Re: The use of UTIUtil.toUsingCharset?

2003-02-21 Thread Ortwin Glück
Eric E Johnson wrote:

As for why these functions exist, I keep thinking along these lines - 
imagine you want to encode foreign language characters in a URL.  The 
way to do it is to convert your string into bytes, and then URL encode 
the bytes as if it were ASCII.  Reversing the process, take your URL, 
decode it into ASCII, treat each character as a byte, and then convert 
those bytes back via the expected encoding.  So you can imagine that the 
first step would be precisely what these routines do - a conversion of a 
String into byte encoding XXX, and then back into a String in encoding 
YYY, where YYY almost certainly is ASCII.  Having done that, you can use 
all your functions that URL encode a String instead of writing an 
additional function that takes bytes.  Unfortunately, if the encoding 
YYY has any characters outside the 0-255 range, you'd be hosed, and the 
documentation doesn't say that.


This correct modulo all the phrases with the word ASCII in it. It's 
just about a sequence of bytes and has nothing to to with ASCII (which 
is 7-bit only by the way).


-
To unsubscribe, e-mail: [EMAIL PROTECTED]
For additional commands, e-mail: [EMAIL PROTECTED]

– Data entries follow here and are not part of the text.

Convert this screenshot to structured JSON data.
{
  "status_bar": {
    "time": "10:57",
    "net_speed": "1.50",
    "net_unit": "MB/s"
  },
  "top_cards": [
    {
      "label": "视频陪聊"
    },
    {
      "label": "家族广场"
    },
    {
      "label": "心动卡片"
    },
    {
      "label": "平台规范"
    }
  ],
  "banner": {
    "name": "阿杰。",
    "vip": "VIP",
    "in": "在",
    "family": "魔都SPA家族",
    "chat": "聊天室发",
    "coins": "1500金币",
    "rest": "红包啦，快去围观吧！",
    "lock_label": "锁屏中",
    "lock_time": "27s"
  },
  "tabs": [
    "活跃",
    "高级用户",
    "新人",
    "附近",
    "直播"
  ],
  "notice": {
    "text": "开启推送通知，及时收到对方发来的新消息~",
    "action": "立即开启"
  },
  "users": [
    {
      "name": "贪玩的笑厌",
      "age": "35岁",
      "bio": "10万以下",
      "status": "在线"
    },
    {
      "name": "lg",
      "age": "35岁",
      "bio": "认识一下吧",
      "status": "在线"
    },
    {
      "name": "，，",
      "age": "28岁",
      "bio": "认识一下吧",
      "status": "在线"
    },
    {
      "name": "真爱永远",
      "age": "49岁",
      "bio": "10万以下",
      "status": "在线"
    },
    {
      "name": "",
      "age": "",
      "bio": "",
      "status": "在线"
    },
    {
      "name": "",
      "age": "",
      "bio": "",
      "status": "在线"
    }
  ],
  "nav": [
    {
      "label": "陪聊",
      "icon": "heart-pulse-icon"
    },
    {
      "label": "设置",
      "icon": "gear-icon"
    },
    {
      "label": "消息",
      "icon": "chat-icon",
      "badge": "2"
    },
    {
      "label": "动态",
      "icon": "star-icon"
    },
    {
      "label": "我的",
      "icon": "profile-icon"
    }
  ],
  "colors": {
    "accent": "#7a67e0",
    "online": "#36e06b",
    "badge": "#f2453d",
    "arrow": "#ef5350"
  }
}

Re: The use of UTIUtil.toUsingCharset?

2003-02-21 Thread Eric E Johnson
Ortwin Glück wrote:


This correct modulo all the phrases with the word ASCII in it. It's 
just about a sequence of bytes and has nothing to to with ASCII (which 
is 7-bit only by the way).

Yes, of course.  I'm not very good with the names of my encodings, just 
some of the issues surrounding them.  I was merely trying to come up 
with a plausible explanation as to why the functions exist in the first 
place, not an explanation for how they could possibly be considered 
correct, which I don't think they can be.

-Elric


-
To unsubscribe, e-mail: [EMAIL PROTECTED]
For additional commands, e-mail: [EMAIL PROTECTED]



Re: The use of UTIUtil.toUsingCharset?

2003-02-20 Thread Laura Werner
Oleg,


I can't say I comletely agree with your point (or understand it), but so be it. 
 

Feel free to ask for clarification.

Basically I was trying (in my wordy way) to say that toUsingCharset 
seems to do two things:

- Convert the Unicode string to an array of bytes using the converter 
for fromCharset
- Convert the bytes back to Unicode using the converter for toCharset.

This makes no sense to me.  When you're doing character-set-aware 
programming and have an array of bytes, you always need to keep a 
(byte[], charset name) pair, so you know what the bytes *mean*.  The 
bytes by themselves are just a bit stream; the character set name tells 
you how to interpret the bits into abstract characters that mean 
something to a human.  toUsingCharset is converting the Unicode string 
to a bit stream using one mechanism, then converting back to Unicode 
using another mechanism.  I don't know how this could ever do anything 
useful.

Had not Sung-Su refused to provide a simple unit test case for this method, this discussion would have been put to an end a few months ago. But apparently writing test cases is for losers
 

How about if we just deprecate the @#% thing and the two URIUtil methods 
that call it?

-- Laura

-
To unsubscribe, e-mail: [EMAIL PROTECTED]
For additional commands, e-mail: [EMAIL PROTECTED]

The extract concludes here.